Scholz, for his part, said he was certain of Pistorius’s “loyalty” in an interview with German daily Welt on Tuesday. “I also say quite clearly that the SPD and I want to win the next election together.”

Making Germany ‘fit for war?’

Scholz selected Pistorius to become his defense minister in January 2023, nearly a year after Russia’s all-out invasion of Ukraine. At the time, the selection befuddled many observers since Pistorius had no national leadership experience; his previous post was minister for the interior and sport for the German state of Lower Saxony.

Pistorius has since grown into the country’s most popular politician, however, by arguing that Germany’s military, the Bundeswehr, needs robust investment after decades of post-Cold War disarmament. The goal, he has often said, is to make the German military “fit for war.” Pistorius has also spearheaded a new recruitment effort, based on a volunteer model, in an effort to bolster Germany’s depleted military ranks.

Pistorius’s tinkering has extended deep into Germany’s military structure. Earlier this year, he signed a decree restructuring the military with a new focus on territorial defense rather than on occasional foreign forays.

Just years ago, many voters would have rejected Pistorius’s talk of war readiness as militaristic. But Russia’s war on Ukraine has changed minds in Germany, and polls show most Germans favor more investment in their military.

Pistorius has also quickly built up his international credentials. His frequent calls for Berlin to meet or exceed NATO’s two-percent-of-GDP spending target have won him many fans among Western allies who have long urged German leaders to invest more in their military.

On the international stage, Pistorius has looked to forge a duo with his French counterpart, Sébastien Lecornu, with whom he speaks French. The two ministers have become so close that hours after Donald Trump’s Nov. 5 U.S. presidential election victory was confirmed, Pistorius traveled to Paris for talks with Lecornu to discuss how Europe could bolster its security.

Pistorius has also frequently traveled to Lithuania to hammer out the terms of the Bundeswehr’s deployment of 5,000 soldiers on a permanent basis this decade. Underscoring the kind of fundamental rethink that has taken place over the last few years, the Baltic mission will be Germany’s first permanent foreign deployment of troops since World War II.

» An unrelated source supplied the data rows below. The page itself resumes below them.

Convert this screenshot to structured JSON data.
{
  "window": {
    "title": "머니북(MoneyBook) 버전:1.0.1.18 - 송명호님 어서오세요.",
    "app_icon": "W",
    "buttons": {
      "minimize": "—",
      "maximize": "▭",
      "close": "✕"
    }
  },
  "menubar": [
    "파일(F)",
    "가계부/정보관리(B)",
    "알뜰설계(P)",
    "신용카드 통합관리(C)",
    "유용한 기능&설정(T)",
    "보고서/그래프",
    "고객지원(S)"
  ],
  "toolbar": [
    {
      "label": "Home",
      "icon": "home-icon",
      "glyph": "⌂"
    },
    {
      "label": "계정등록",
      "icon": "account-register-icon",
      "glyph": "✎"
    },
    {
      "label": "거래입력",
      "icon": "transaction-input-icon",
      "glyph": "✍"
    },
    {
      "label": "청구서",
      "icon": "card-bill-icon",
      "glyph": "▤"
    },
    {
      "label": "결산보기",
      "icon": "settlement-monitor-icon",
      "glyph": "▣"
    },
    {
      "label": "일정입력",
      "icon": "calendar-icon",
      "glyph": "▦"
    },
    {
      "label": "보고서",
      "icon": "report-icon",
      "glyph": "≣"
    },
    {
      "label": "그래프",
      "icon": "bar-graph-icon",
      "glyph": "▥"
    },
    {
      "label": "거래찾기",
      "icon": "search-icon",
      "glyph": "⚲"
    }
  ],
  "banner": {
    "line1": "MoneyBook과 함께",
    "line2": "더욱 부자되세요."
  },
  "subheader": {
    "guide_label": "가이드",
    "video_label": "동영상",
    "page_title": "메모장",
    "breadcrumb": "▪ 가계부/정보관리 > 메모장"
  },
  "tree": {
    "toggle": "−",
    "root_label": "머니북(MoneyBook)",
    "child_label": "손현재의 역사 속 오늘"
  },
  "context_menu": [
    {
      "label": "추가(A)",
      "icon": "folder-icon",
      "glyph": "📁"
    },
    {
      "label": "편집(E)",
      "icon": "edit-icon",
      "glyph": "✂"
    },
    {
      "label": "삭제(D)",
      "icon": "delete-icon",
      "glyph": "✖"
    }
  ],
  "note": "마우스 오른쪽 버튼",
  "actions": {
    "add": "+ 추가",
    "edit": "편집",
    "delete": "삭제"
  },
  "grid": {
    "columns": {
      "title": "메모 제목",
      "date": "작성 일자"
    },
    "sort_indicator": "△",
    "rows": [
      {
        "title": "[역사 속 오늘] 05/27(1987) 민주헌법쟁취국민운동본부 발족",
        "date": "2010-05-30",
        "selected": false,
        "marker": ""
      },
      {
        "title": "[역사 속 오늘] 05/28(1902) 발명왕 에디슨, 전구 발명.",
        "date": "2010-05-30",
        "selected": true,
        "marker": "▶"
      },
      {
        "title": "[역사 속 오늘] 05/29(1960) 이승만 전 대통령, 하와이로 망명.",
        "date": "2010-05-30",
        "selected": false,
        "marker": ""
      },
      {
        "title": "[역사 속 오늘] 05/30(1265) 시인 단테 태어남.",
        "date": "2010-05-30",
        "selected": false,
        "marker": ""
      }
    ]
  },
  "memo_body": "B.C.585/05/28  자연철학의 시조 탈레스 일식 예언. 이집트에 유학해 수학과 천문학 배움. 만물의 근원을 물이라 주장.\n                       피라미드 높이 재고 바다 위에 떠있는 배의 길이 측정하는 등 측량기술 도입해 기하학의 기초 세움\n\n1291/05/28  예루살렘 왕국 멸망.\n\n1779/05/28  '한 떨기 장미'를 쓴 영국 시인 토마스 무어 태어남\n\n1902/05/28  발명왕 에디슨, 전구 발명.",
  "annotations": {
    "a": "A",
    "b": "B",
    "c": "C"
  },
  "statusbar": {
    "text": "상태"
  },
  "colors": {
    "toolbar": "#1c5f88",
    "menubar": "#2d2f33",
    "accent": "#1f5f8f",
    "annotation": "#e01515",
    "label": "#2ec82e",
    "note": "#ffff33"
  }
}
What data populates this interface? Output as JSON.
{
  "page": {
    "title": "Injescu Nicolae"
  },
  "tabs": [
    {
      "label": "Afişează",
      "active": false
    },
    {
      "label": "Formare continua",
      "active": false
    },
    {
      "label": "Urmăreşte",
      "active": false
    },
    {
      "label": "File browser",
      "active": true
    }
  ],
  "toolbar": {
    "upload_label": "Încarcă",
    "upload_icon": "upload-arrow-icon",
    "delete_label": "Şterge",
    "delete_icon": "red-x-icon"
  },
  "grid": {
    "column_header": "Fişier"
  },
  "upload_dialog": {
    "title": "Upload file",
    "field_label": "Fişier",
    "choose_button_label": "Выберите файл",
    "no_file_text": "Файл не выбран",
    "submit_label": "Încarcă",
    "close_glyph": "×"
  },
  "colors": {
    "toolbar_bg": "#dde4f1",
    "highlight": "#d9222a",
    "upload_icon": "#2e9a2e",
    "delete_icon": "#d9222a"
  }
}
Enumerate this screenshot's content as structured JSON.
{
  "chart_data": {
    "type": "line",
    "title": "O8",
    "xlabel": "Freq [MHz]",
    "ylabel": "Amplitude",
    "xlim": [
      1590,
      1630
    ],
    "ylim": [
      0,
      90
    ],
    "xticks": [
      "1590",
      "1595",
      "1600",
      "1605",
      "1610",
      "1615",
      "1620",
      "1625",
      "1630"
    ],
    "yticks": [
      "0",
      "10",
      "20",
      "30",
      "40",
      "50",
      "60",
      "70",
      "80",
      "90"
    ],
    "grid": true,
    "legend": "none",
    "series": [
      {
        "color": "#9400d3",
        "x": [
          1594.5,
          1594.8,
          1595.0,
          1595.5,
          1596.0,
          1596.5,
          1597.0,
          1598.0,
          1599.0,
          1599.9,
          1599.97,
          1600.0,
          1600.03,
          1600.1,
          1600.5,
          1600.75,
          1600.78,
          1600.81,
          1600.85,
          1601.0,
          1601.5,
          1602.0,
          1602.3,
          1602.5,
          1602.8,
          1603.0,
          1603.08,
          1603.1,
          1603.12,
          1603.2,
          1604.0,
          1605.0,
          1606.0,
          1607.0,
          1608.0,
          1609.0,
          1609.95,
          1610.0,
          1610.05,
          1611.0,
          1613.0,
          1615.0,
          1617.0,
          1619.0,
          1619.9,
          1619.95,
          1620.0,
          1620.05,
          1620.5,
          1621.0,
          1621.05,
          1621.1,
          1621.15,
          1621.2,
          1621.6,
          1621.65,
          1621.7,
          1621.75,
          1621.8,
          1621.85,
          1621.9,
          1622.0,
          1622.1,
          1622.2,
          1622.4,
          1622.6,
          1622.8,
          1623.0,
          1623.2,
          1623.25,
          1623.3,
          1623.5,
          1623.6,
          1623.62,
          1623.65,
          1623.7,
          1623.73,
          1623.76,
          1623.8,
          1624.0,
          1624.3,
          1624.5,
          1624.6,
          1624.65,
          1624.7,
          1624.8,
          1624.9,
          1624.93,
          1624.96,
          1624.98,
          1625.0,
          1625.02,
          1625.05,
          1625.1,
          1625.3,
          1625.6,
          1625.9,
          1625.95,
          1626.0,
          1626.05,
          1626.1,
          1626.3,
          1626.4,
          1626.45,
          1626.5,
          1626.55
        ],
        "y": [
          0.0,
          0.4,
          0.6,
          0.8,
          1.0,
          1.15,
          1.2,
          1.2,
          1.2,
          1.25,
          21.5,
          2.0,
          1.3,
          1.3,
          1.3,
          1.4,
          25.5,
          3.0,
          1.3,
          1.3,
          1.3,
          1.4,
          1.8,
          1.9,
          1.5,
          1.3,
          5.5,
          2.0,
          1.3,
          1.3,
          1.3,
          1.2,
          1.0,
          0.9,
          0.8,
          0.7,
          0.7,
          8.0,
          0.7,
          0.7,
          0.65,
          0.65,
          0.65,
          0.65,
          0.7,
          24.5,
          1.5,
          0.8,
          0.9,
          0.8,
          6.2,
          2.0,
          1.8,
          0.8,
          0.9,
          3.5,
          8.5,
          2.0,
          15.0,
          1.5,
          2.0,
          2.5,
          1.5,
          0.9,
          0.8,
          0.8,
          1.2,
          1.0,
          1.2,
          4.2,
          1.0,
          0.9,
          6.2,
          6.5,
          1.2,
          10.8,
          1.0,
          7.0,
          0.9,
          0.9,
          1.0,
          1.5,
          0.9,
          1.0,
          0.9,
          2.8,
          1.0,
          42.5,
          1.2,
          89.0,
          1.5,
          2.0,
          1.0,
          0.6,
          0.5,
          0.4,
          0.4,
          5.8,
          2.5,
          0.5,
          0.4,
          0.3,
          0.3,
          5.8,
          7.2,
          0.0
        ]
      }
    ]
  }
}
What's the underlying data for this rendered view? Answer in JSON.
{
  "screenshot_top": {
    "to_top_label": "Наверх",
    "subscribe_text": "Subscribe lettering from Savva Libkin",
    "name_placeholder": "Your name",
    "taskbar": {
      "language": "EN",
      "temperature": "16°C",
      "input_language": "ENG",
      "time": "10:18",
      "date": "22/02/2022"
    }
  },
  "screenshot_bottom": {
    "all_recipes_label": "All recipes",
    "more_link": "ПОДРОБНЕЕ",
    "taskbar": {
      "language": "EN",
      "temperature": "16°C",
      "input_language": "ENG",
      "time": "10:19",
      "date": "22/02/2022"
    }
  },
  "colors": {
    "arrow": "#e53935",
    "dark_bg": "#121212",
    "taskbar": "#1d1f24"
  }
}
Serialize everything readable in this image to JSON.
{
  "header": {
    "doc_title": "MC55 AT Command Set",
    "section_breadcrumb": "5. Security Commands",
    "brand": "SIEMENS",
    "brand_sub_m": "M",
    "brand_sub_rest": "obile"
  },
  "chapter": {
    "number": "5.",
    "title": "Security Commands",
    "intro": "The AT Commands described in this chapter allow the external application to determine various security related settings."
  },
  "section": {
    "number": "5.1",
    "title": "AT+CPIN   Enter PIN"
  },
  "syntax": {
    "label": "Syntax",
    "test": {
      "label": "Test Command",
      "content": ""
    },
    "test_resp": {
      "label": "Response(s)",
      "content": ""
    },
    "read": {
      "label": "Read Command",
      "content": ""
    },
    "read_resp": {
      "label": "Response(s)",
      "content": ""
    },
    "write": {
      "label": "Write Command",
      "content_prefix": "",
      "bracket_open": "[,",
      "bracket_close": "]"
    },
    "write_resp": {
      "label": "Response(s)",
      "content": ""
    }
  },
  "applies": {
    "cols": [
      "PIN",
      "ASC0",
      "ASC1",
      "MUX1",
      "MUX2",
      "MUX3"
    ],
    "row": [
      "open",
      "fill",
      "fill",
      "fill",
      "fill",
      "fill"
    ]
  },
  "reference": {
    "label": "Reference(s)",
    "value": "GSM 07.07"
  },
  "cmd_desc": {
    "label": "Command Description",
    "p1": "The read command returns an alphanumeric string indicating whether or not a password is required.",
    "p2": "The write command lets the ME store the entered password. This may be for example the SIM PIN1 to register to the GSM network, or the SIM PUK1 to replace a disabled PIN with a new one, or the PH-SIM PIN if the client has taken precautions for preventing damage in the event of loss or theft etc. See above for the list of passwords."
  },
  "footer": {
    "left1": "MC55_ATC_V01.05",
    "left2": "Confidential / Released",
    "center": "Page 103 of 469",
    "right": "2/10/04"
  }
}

All this has won Pistorius praise from many of his counterparts. U.K. Defense Secretary John Healey — just months into the job — called Pistorius a “model defense minister in Europe.” 

Boris Pistorius’s tinkering has extended deep into Germany’s military structure. | Leonhard Simon/Getty Images

Waiting in the wings

None of this means the SPD will drop Scholz in favor of Pistorius — at least not yet.

The SPD leadership is publicly backing Scholz in strong terms.

“We want to go into this election campaign with Olaf Scholz,” said Lars Klingbeil, one of the party’s leaders, on public television Sunday evening. “Everyone who bears responsibility at the top of the SPD has now made that clear.”

With the election coming in fewer than 100 days, SPD leaders see a change at the top of the ticket as too risky — and they are moving to put the debate to rest soon for fear that a battle over the top-candidate spot would only further hurt the party’s popularity. It’s for this reason that an official selection of the top candidate may come in days or weeks, as many wish to avoid uncertainty that would otherwise last until an SPD convention Jan. 11.

But even if Scholz remains, his party is likely to lose the election, making it unlikely he will hold onto power within the SPD after it’s over.

Pistorius, however, is likely to stick around and could play a major part in any new government led by the likely next chancellor, CDU leader Friedrich Merz. Based on current polls, the CDU will need at least one coalition partner — and that’s likely to be the SPD.

Pistorius, therefore, may well end up serving again as defense minister in the next government. This, in turn, could put him in a position to become the SPD’s chancellor candidate in the following federal election.

Whatever the outcome of the current machinations inside the SPD, in other words, Pistorius appears set to play a key role for the SPD for years to come.